The Natural Science Chairs, originally concieved when it was feared the Universities would be closed to Free Churchmen in the years after the Disruption, were thought by some to be an anachronism. Their second use, to defend the Bible doctrine of creation, was already derided. Some thought they ought to be supressed, but then there was the matter of the classrooms and museums. Besides, the Glasgow Chair had been occupied by the famed Henry Drummond (we at Free St. George's have read most of Drummond's books, and we do not have a high view of him. For what we think of him see blog entries passim).
Eventually it was decided to appoint ONE professor for both Glasgow and Edinburgh, Dr. J. Y. Simpson. It was objected by some that he was unordained, but then it was pointed out there there are more important qualifications than Ordination for a Professor of Natural Science (and more than a class medal in natural science from school, but this is not about Henry Drummond).
There were two candidates for the Edinburgh Systematic Chair, Dr. H. R. Mackintosh of Aberdeen and Dr. John W. Oman of Alnwick. A large majority decided on Dr. Mackintosh.
There was also an attack mounted on the Aberdeen College by a small group of men. They pointed out that it was very small, had few students, and cost rather a lot of money. However only two presbyteries moved the question, and so the matter dropped there.
The Church and State report (really the Diseastablishment report) came up as usual, and Dr. George Hutton was as bellicose as ever. The result was a foregone conclusion - the UF Church once again declared its support for disestablishment. On the other side there was a spirited move to have the Disestablishment question dismissed from the Church Courts.

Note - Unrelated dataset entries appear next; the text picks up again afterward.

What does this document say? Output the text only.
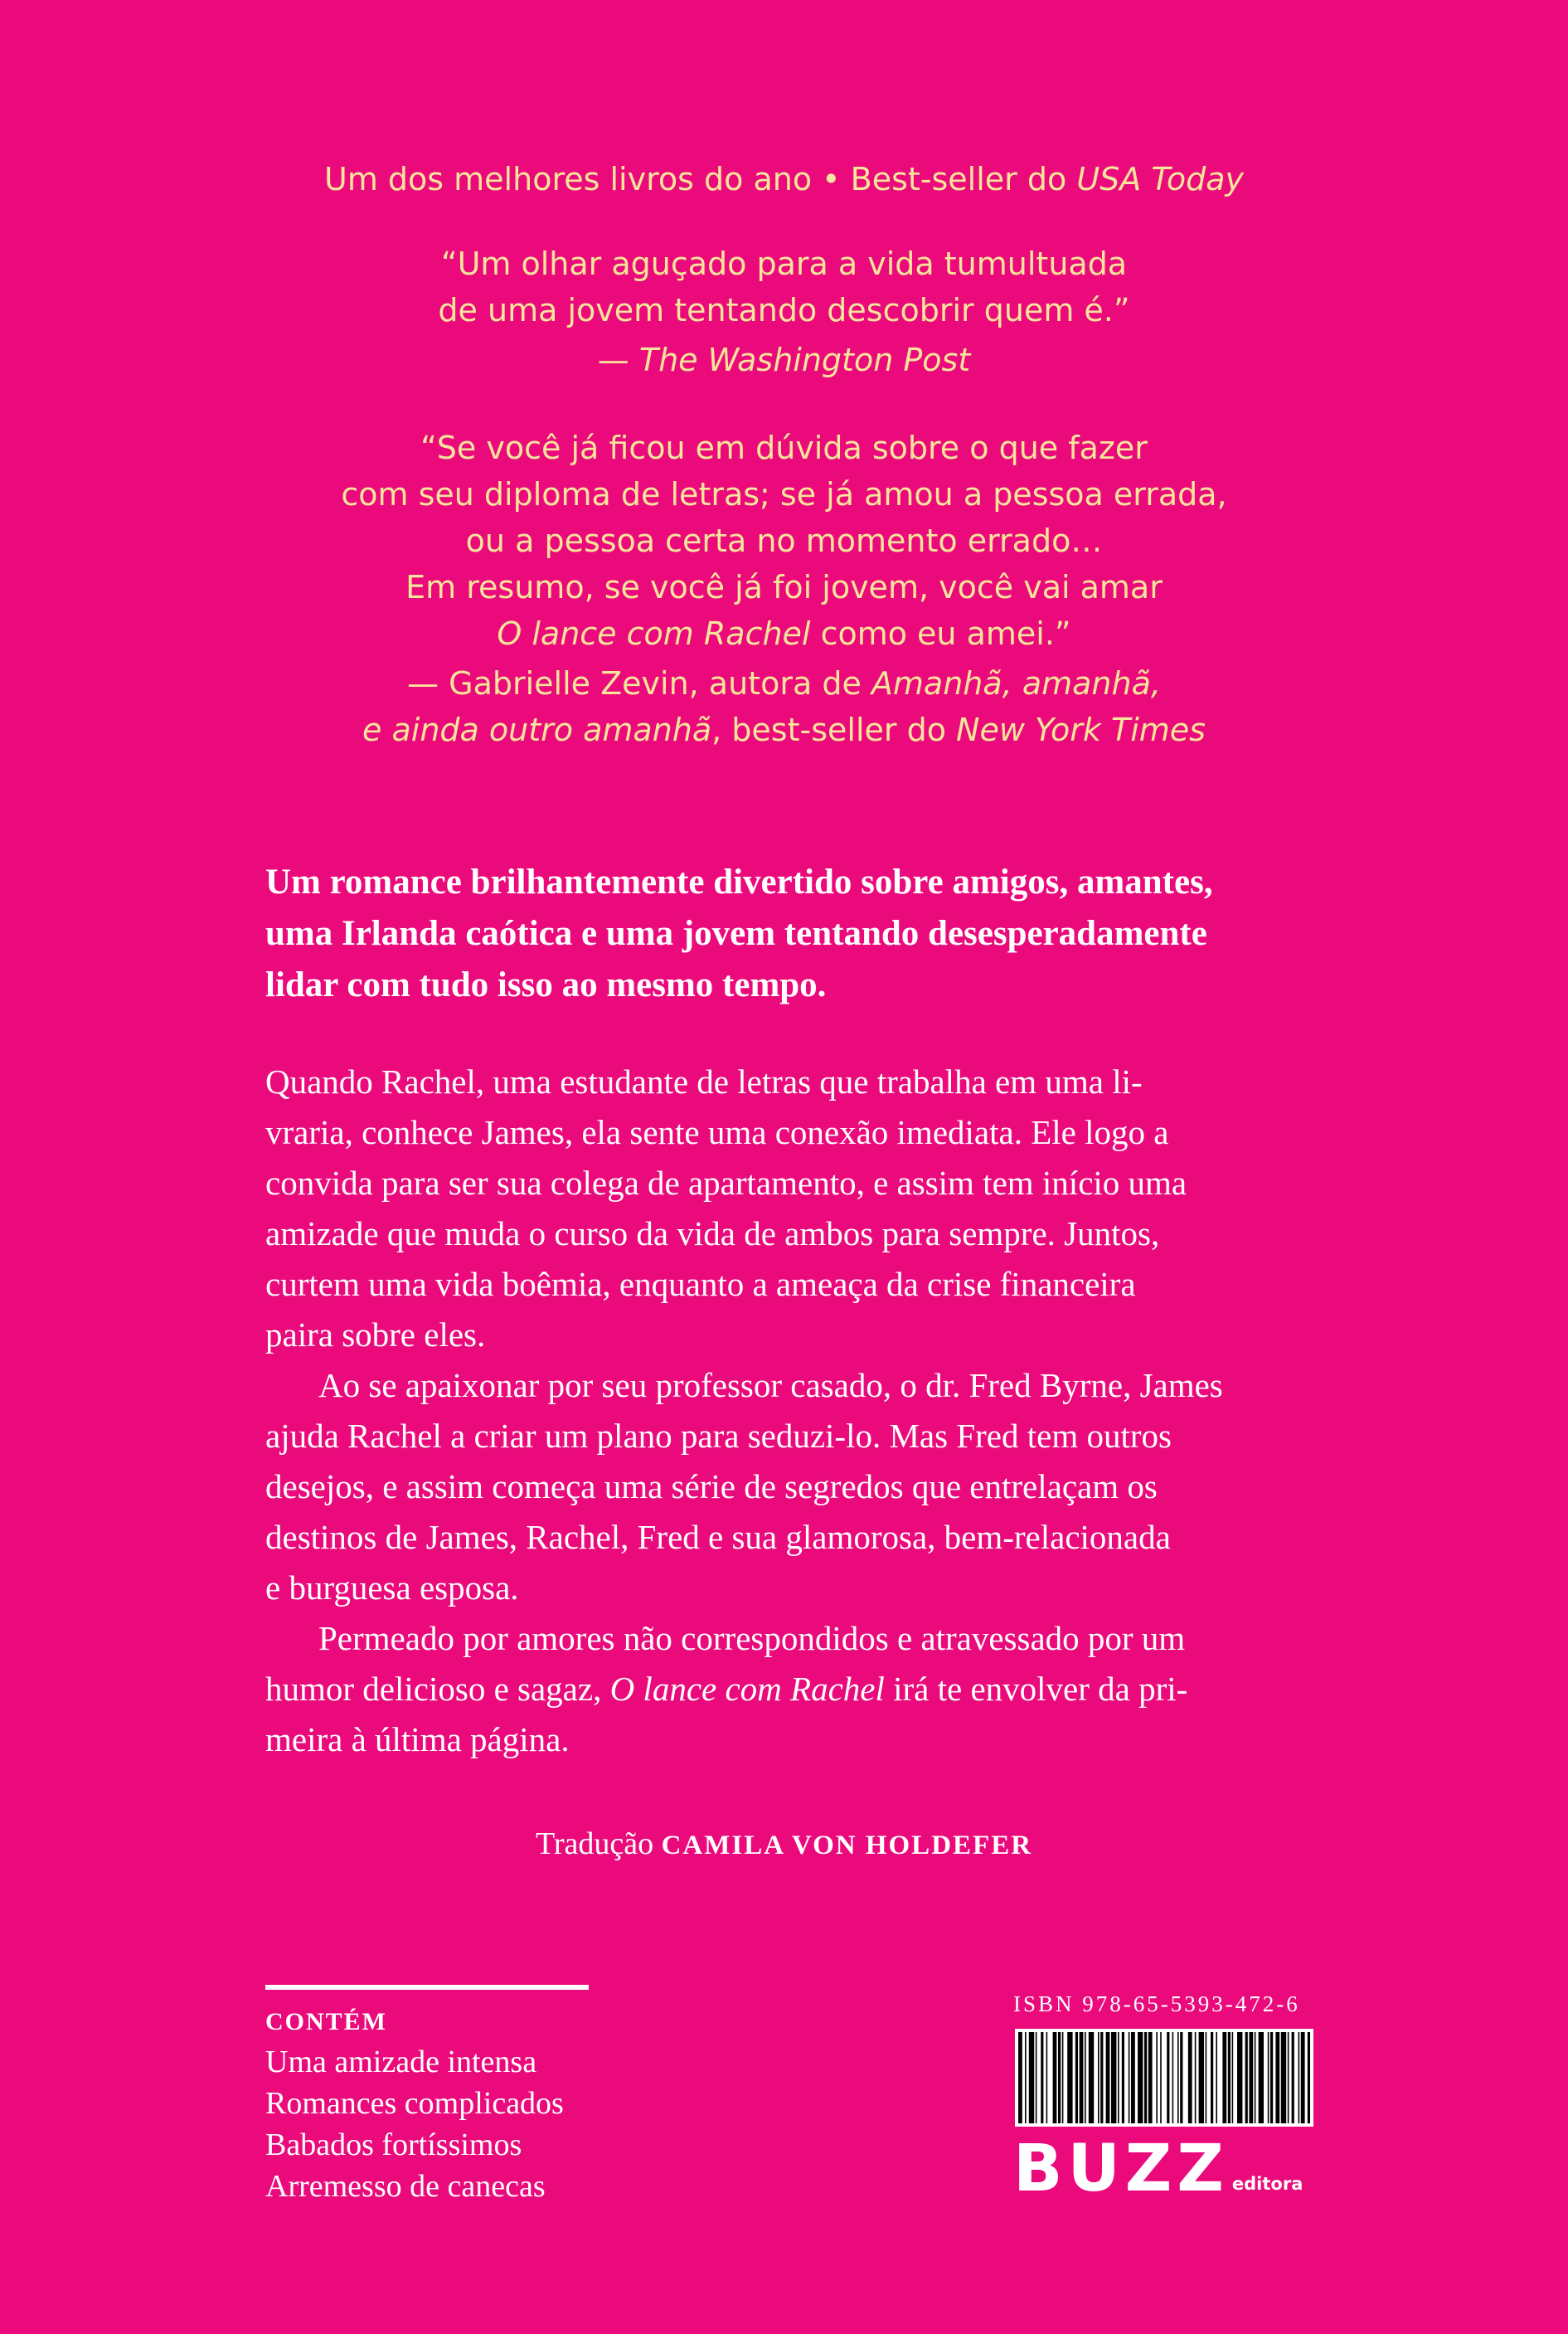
Um dos melhores livros do ano • Best-seller do USA Today
“Um olhar aguçado para a vida tumultuada
de uma jovem tentando descobrir quem é.”
— The Washington Post
“Se você já ficou em dúvida sobre o que fazer
com seu diploma de letras; se já amou a pessoa errada,
ou a pessoa certa no momento errado…
Em resumo, se você já foi jovem, você vai amar
O lance com Rachel como eu amei.”
— Gabrielle Zevin, autora de Amanhã, amanhã,
e ainda outro amanhã, best-seller do New York Times
Um romance brilhantemente divertido sobre amigos, amantes,
uma Irlanda caótica e uma jovem tentando desesperadamente
lidar com tudo isso ao mesmo tempo.
Quando Rachel, uma estudante de letras que trabalha em uma li-
vraria, conhece James, ela sente uma conexão imediata. Ele logo a
convida para ser sua colega de apartamento, e assim tem início uma
amizade que muda o curso da vida de ambos para sempre. Juntos,
curtem uma vida boêmia, enquanto a ameaça da crise financeira
paira sobre eles.
Ao se apaixonar por seu professor casado, o dr. Fred Byrne, James
ajuda Rachel a criar um plano para seduzi-lo. Mas Fred tem outros
desejos, e assim começa uma série de segredos que entrelaçam os
destinos de James, Rachel, Fred e sua glamorosa, bem-relacionada
e burguesa esposa.
Permeado por amores não correspondidos e atravessado por um
humor delicioso e sagaz, O lance com Rachel irá te envolver da pri-
meira à última página.
Tradução CAMILA VON HOLDEFER
CONTÉM
Uma amizade intensa
Romances complicados
Babados fortíssimos
Arremesso de canecas
ISBN 978-65-5393-472-6
BUZZ editora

What was notable, however, was that no longer was the hall crowded for this debate. The disestablishment question was going off the boil! What was more, the calls for the Church of Scotland to be disendowed had died down. Even some supporters of disestablishment now opposed disendowment. The supporters of disestablishment had hoped that the union of 1900, creating a free Church almost as large as (some UF Churchmen said larger than) the Church of Scotland, would form a new base for an aggressive disestablishment campaign. It had not. Instead it had created in many UF hearts the wish of Dr. Cameron Lees, that this union should be the first step in the formation of a reunited Church of Scotland. Disestablishment was a dying cause! One symptom of this was a motion that came before the Foreign Missions Committee that the United Free and Church of Scotland missions in Calcutta should be united.
There were other debates, but our interest lies with the matters we have already mentioned.